As previously reported, one in four of the 47 elected members of the HRC this year are autocracies with poor records on human rights and political freedom.

Barclay also slammed the HRC for what she called its “consistent unfair and unbalanced focus on one democratic country, Israel.”

Noting that Israel – alone among the U.N.’s 193 member-states – is the subject of a permanent HRC agenda item, she asked, “How is that a sensible priority?”

“Right now, the Assad regime is bombing hospitals in Syria and forcing its own people to flee as refugees to neighboring countries to escape its murderous rule,” she said. “Right now, in North Korea and Iran, millions of people are denied their freedoms of religion or belief, of peaceful assembly and association, and of expression.”

According to data compiled by the NGO Human Rights Voices, the HRC has passed 67 resolutions condemning Israel since the council was created in 2006. Syria has been the target of 22 resolutions, and Iran six.

Barclay called the “obsession with Israel” as a result of the permanent agenda item “the largest threat to the council’s credibility.”

Islamic bloc’s influence

The Obama administration last year put submitted its candidacy for a new three-year term on the council, following a mandatory one-year break following two consecutive terms (2010-2012, 2013-2015).

Asked at a briefing earlier this week about reports of a possible U.S. withdrawal under President Trump, HRC spokesman Rolando Gomez highlighted the U.S. contributions to the council.

“The U.S. has been a very active, constructive partner in the council for many years, spearheading a number of very important initiatives,” he said. “The council would certainly benefit from that continued engagement.”

Gomez said the HRC had received no notification about possible withdrawal. He said withdrawing from the council would entail going through the U.N. General Assembly, whose members elect the members of the council. No country had done that before, he noted.

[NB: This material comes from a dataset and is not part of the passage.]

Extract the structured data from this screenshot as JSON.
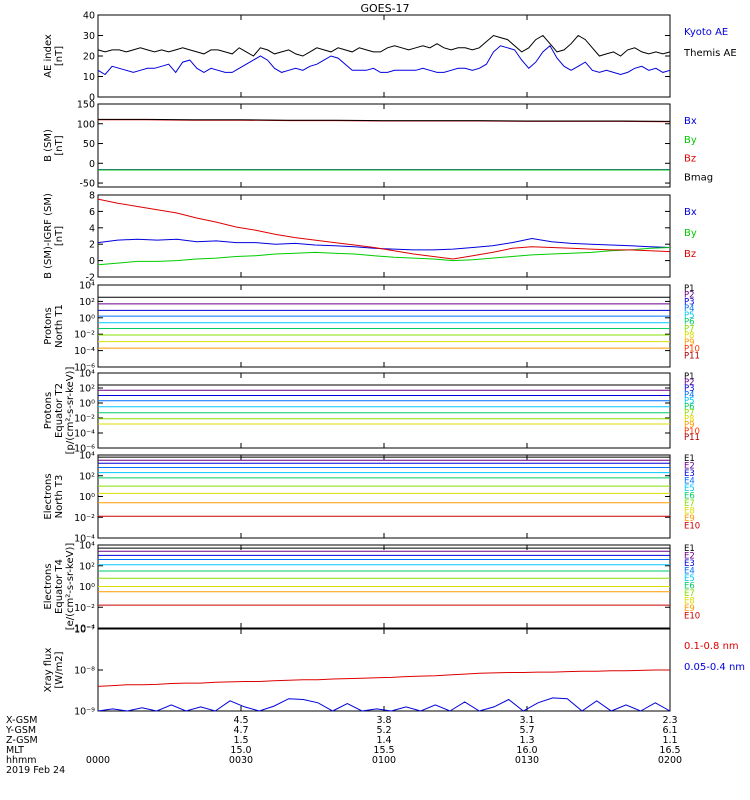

A key driver of the HRC’s focus on Israel has been the Organization of Islamic Cooperation (OIC), a bloc of 56 mostly Muslim-majority countries that has long wielded disproportionate influence at the HRC.

Underlining the type of thing the U.S. delegate was pointing to, OIC secretary-general Yusuf Al-Othaimeen urged the council on Wednesday to continue “highlighting and condemning the suffering of the Palestinian people, in one of the worst and most inhumane occupations.”

Under the resolution that established the HRC in 2006, African and Asian countries have 13 seats each, so together they make up a majority of the 47 seats. Of the remaining two regional groups, Latin America gets eight seats and Eastern Europe gets six.

The OIC invariably has had a majority of seats in both the Asian and African groups, thereby holding the balance of power in Geneva.

At no time in the HRC’s decade-long history has the OIC controlled fewer than 14 (29.8 percent) of its 47 seats, and at the most it held 18 seats (38.3 percent) in 2010 and 2011.

As it has led efforts to target Israel or highlight “Islamophobia” – another OIC priority – the bloc has enjoyed the support of non-Muslim allies including Russia, China, Cuba, Vietnam and Venezuela.